Митя с Поль впереди; остановились, закурили. Алеша жадно, вопреки истоме и голоду, наблюдал. Как хотелось, но что-то мешало воспринимать этих двух по отдельности: вот мужчина, вот женщина. Нет, муж да жена — только так. Единство, обусловленное семейной привычкой или… Не знаю, на языке завертелась народная мудрость: муж да жена — одна сатана. В золотой день вошел сатана и подмигнул. Алеша высказался, чтобы избавиться:
— Муж да жена — одна сатана.
— Это ты про них?
— Так, поговорка. Они давно женаты?
— Давным-давно. Наверное, с восемнадцати.
— А почему у них нет детей?
— Должно быть, не хотят. И так хорошо.
Да, Лиза подтвердила его собственное наблюдение.
— Но я не понимаю. Если он занимается Апокалипсисом…
— Чем?
— Ну, Страшным Судом. Как ему только в голову пришло? Он тебе рассказывал?
— Не мне, маме. Мама считает его чуть ли не гением.
— Кого — твоего дядьку?
— Ну и что, что дядька!
— Ладно. Что он рассказывал?
— Понимаешь, я не помню, почти два года назад.
— И он все пишет?
— А куда торопиться. Ведь не напечатают?
— Это само собой. Вот я и говорю: на мистику не проживешь. А они живут роскошно.
Алеша находился в том несчастном возрасте, который требует немедленной социальной экспроприации, гонит в «Народную волю», «Народную расправу», в «Черный передел».
— Прям, роскошно! Все старье, родительское. Вообще они живут на переводы.
— До сих пор родители деньги переводят?
— Алеш, с тобой умрешь. Митя переводит всякие национальные романы.
— С какого языка?
— С какого дадут. По подстрочникам.
— Что за штука?
— Буквальный перевод, слово в слово.
— А Митя что делает?
— Все. Там ведь ничего не поймешь, я пробовала: ни-че-го. Вот из этого он должен сделать что-то понятное, книжку сделать, ясно?
— И кто-нибудь читает?
— Это никого не колышет. Главное — договор заключить. А Митю ценят за стиль, даже просят выручить, если уж совсем никуда. Притом после него редактору делать уже нечего.
— А этот что делает?
— Правит и правит.
— То есть неграмотные обороты?
— Все, что захочет. Любое слово может заменить. Представляешь?
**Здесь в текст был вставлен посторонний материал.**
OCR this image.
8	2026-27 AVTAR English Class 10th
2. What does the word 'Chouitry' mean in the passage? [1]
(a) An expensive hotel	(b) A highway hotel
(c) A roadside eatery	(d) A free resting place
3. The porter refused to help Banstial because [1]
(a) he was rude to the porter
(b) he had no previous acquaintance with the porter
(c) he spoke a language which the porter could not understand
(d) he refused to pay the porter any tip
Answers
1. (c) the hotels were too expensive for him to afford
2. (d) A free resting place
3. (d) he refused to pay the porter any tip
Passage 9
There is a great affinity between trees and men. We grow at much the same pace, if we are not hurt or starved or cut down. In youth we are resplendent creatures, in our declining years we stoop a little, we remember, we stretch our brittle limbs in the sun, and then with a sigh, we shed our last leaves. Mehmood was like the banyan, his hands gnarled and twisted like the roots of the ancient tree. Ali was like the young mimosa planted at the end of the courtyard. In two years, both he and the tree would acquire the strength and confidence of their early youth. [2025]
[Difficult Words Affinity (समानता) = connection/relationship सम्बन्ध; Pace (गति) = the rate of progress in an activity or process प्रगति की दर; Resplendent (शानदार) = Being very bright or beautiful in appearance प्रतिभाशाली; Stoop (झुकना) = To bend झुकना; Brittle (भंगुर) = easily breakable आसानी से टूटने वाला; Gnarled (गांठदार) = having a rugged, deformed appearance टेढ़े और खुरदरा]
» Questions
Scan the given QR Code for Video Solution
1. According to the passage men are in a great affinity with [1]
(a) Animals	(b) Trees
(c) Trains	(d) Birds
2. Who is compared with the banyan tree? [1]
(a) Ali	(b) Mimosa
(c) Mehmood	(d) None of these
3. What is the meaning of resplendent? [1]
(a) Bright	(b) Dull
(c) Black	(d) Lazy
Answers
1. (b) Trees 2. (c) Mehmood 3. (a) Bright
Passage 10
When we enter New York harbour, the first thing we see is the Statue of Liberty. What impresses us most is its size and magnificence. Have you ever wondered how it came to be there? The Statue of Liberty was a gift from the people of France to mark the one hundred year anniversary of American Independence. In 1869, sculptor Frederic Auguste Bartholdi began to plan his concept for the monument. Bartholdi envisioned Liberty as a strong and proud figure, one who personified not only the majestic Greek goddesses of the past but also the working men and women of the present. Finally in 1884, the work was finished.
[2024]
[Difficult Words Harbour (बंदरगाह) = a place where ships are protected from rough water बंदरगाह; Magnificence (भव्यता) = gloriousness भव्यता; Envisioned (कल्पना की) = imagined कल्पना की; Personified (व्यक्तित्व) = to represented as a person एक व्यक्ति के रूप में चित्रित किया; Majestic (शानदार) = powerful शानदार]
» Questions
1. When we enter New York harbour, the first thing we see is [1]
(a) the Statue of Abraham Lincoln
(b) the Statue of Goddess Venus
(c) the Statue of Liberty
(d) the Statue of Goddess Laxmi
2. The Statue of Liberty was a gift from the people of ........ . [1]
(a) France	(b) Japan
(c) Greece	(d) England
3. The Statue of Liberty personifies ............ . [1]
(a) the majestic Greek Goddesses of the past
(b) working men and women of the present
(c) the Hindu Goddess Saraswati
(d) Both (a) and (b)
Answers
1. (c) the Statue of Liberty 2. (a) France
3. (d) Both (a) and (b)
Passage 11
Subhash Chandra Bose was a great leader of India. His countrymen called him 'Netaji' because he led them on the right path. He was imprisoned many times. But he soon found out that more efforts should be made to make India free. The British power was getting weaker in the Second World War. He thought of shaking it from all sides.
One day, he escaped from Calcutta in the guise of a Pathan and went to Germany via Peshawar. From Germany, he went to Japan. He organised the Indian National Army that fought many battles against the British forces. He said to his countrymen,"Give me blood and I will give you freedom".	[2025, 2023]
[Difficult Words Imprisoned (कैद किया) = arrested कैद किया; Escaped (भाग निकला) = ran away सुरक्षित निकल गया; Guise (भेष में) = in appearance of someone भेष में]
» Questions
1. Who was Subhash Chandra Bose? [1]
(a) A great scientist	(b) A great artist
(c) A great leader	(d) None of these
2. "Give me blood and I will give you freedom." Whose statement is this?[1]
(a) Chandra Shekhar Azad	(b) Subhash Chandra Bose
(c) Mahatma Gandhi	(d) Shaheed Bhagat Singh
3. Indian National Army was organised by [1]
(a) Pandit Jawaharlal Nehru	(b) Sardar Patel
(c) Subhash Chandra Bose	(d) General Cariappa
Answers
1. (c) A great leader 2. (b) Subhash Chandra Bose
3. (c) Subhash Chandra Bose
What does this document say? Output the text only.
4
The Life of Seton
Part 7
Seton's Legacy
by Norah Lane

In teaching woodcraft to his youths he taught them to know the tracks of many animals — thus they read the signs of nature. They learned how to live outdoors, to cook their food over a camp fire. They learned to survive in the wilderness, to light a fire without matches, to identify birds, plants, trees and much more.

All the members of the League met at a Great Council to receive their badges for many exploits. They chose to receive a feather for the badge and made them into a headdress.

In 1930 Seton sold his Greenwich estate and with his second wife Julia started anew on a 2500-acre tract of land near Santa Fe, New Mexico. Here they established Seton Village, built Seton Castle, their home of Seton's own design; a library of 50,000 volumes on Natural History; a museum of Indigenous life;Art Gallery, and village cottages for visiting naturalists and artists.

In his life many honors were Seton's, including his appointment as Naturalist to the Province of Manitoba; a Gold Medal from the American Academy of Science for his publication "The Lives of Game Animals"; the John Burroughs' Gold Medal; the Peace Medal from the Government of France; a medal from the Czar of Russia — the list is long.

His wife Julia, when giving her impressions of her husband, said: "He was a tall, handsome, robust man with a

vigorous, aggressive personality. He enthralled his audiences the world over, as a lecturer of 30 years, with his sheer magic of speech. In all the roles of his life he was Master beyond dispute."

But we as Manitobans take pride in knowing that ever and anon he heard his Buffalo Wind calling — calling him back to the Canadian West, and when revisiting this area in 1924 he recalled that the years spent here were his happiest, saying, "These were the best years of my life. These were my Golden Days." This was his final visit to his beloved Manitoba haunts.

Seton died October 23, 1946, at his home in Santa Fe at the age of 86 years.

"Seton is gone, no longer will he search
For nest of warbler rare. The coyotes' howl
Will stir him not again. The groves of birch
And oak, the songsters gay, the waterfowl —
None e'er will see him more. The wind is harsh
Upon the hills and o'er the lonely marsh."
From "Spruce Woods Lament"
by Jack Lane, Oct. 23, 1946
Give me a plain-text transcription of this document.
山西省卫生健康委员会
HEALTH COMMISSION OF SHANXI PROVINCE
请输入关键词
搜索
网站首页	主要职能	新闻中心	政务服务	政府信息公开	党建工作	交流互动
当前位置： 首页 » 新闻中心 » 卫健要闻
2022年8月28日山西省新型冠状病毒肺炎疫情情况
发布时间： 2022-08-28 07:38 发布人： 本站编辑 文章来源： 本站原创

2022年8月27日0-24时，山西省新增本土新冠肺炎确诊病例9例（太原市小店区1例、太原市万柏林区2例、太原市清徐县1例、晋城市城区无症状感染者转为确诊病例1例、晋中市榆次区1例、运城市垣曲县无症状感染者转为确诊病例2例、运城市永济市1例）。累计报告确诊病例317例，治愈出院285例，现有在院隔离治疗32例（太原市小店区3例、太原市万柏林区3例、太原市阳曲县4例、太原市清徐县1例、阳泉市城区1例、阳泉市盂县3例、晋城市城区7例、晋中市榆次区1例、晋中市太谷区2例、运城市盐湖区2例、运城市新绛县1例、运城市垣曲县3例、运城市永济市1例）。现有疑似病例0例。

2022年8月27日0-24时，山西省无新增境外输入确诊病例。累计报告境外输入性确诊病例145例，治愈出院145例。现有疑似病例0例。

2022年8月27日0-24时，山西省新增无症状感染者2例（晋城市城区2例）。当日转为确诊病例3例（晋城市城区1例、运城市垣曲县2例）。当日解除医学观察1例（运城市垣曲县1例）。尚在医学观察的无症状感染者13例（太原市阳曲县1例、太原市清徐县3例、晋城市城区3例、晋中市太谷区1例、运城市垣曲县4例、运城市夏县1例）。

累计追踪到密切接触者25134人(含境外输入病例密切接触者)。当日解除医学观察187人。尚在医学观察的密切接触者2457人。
— Черт-те что! То-то я текучку эту читать не могу: вся она одинаковая.
— Мить! — закричала Лиза. Митя и Поль остановились, дожидаясь. — Вот Алеша считает, что вся современная литература одинаковая.
— «В том, что Белинский жил когда-то, поэзия не виновата», — выдал Митя прелестную цитату.
Все засмеялись, а Алеша заметил:
— Да ведь по нему и пошло: типичное в типичных…
— Это Маркс, а учение его всесильно, потому что вечно.
— Сто раз слыхал… да кто просчитал вечность?
— И не нужно, это у них религия, и вы правы: что у того, что у другого — метод один и идея одна. Ведь и вправду одна? Другой не разрешено, и неслыханной жестокостью было б требовать от нашего писателя еще и думать: с непривычки с ума сойдет, сопьется, попадет в психушку, а на нем алименты, жены, он пожил и хочет пожить еще.
— Да при чем тут вообще литература!
— Она при всем, что творится в стране.
— А в стране творится Страшный Суд? — спросил Алеша напрямик и чуть не взвыл: острый осколок бутылочного горлышка поджидал его голую пятку.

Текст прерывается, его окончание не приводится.